Although Presley retains a large portion of the DeMille archives, much is kept with Brigham Young University’s impressive motion picture collections. Locally, Chapman University’s Dodge College of Film and Media Arts is the recipient of 187 rare photographs, original concept drawings and movie posters of DeMille’s work. After meeting Dodge College’s Dean, Bob Bassett, Presley believed in his dream of establishing a major film school at Chapman and was instrumental in getting it started. Today, it is one of the leading film schools in the country.
And, of course, there is the legendary filmmaker’s amazing collection of 70 films to ponder, spanning nearly 50 years. Known to many as the “King of Hollywood Epics,” DeMille is probably best known for his religious epics, including both the 1923 silent and the 1956 version of The Ten Commandments (Presley chronicled the Egyptian trip making the film), 1927’s The King of Kings, 1932’s The Sign of the Cross, 1935’s The Crusades (with Loretta Young), and 1949’s Samson and Delilah (with Victor Mature and Hedy Lamarr – Presley called her the most beautiful woman she had ever seen). Other highlights include a series of American history films: The Plainsman and North West Mounted Police (both with Gary Cooper), The Buccaneer, Union Pacific (with Barbara Stanwyck and Joel McCrea), Reap the Wild Wind (with John Wayne, Presley’s favorite actor), and Unconquered (DeMille’s first talkie in 1929). Other film standouts include Cleopatra in 1934, starring the sultry Claudette Colbert, and The Greatest Show on Earth in 1952 (Presley traveled with the circus to do research for the film).

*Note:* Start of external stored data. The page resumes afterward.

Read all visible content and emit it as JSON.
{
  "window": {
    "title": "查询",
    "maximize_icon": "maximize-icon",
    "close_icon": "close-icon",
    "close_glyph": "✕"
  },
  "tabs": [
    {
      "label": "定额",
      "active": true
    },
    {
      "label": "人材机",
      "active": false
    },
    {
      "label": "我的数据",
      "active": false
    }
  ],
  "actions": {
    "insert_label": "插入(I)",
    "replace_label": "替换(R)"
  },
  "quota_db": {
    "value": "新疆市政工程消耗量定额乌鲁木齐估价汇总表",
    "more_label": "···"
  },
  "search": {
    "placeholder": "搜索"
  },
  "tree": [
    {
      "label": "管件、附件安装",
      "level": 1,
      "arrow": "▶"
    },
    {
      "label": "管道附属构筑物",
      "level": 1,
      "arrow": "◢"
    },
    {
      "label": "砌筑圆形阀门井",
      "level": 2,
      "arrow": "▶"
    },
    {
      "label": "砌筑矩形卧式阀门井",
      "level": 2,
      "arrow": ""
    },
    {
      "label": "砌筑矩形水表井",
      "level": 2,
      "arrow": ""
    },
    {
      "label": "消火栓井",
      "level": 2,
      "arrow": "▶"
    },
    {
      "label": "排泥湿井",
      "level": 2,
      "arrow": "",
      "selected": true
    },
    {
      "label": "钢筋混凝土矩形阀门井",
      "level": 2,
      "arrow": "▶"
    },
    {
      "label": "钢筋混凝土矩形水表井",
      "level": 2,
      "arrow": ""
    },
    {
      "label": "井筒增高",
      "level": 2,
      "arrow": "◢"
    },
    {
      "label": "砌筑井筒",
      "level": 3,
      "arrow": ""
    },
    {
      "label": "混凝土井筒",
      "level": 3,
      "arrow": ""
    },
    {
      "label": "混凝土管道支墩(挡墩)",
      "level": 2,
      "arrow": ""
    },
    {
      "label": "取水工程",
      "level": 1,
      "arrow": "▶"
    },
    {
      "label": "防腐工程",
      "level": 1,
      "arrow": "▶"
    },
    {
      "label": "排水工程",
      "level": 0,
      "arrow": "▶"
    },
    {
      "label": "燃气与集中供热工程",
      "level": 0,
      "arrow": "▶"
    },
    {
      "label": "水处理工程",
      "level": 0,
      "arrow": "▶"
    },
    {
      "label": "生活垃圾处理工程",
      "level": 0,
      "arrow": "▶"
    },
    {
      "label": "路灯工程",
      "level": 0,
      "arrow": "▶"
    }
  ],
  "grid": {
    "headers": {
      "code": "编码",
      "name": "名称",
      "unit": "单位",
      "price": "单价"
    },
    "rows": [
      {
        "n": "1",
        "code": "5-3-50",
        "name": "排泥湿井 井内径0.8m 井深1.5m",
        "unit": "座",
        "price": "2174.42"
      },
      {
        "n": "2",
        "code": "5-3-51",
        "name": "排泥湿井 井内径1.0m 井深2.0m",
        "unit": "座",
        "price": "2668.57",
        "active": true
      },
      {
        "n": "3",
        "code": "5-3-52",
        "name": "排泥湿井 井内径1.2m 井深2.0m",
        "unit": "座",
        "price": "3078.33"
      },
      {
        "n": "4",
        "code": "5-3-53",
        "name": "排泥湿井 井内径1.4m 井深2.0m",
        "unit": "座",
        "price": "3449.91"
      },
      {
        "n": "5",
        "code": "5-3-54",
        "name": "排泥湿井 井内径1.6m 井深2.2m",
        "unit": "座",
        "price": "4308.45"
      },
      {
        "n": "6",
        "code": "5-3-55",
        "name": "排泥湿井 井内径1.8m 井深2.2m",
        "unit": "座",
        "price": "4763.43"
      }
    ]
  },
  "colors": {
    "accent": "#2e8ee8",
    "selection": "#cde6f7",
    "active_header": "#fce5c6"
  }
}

It was a long and eventful journey for this Hollywood pioneer, from his partnership with Jesse Lasky, Samuel Goldfish (later Goldwyn) and Arthur Friend in the Jesse L. Lasky Feature Play Company in 1913, which led to the founding of Paramount Pictures, to eventually launching Cecil B. DeMille Productions, Inc. It was quite the bio for the man who began his career directing the first feature-length movie in Hollywood to doing the monumental remake of his own The Ten Commandments in 1959 – who can forget Charlton Heston as Moses coming down from Mount Sinai with commandments in hand!
In keeping with her role as preserver and keeper of the DeMille estate, Presley, a longtime Newport Beach resident with her beloved husband Randall Presley, who she lost in 2011, is Vice-Chairman for the National Film Preservation Foundation, a longtime benefactor to the Academy of Motion Picture Arts and Sciences, and serves on the boards of the American Film Institute, Chapman University School of Film and Cinema, and UCLA’s School of Film and Television. In her spare time, she produces documentaries.
How does Presley feel about her grandfather’s legacy?
“I think it’s not so much the carrying on of his legacy as my feeling of sharing the man and his art as a filmmaker and the artists with whom he worked,” she says.
Presley said she is also proud of the fact that her grandfather used native Americans to play native Americans for the first time.
“He was a Republican, but a social liberal,” Presley says. “He championed women’s rights and hated bigotry.”
There is no doubt Presley adored her grandfather and appreciated the closeness they shared. She reminiscies, saying, “When I was 11 or 12, I was sitting on a bench and thinking that I was one of the luckiest person’s alive.”
That you were, Cecilia DeMille Presley, that you were.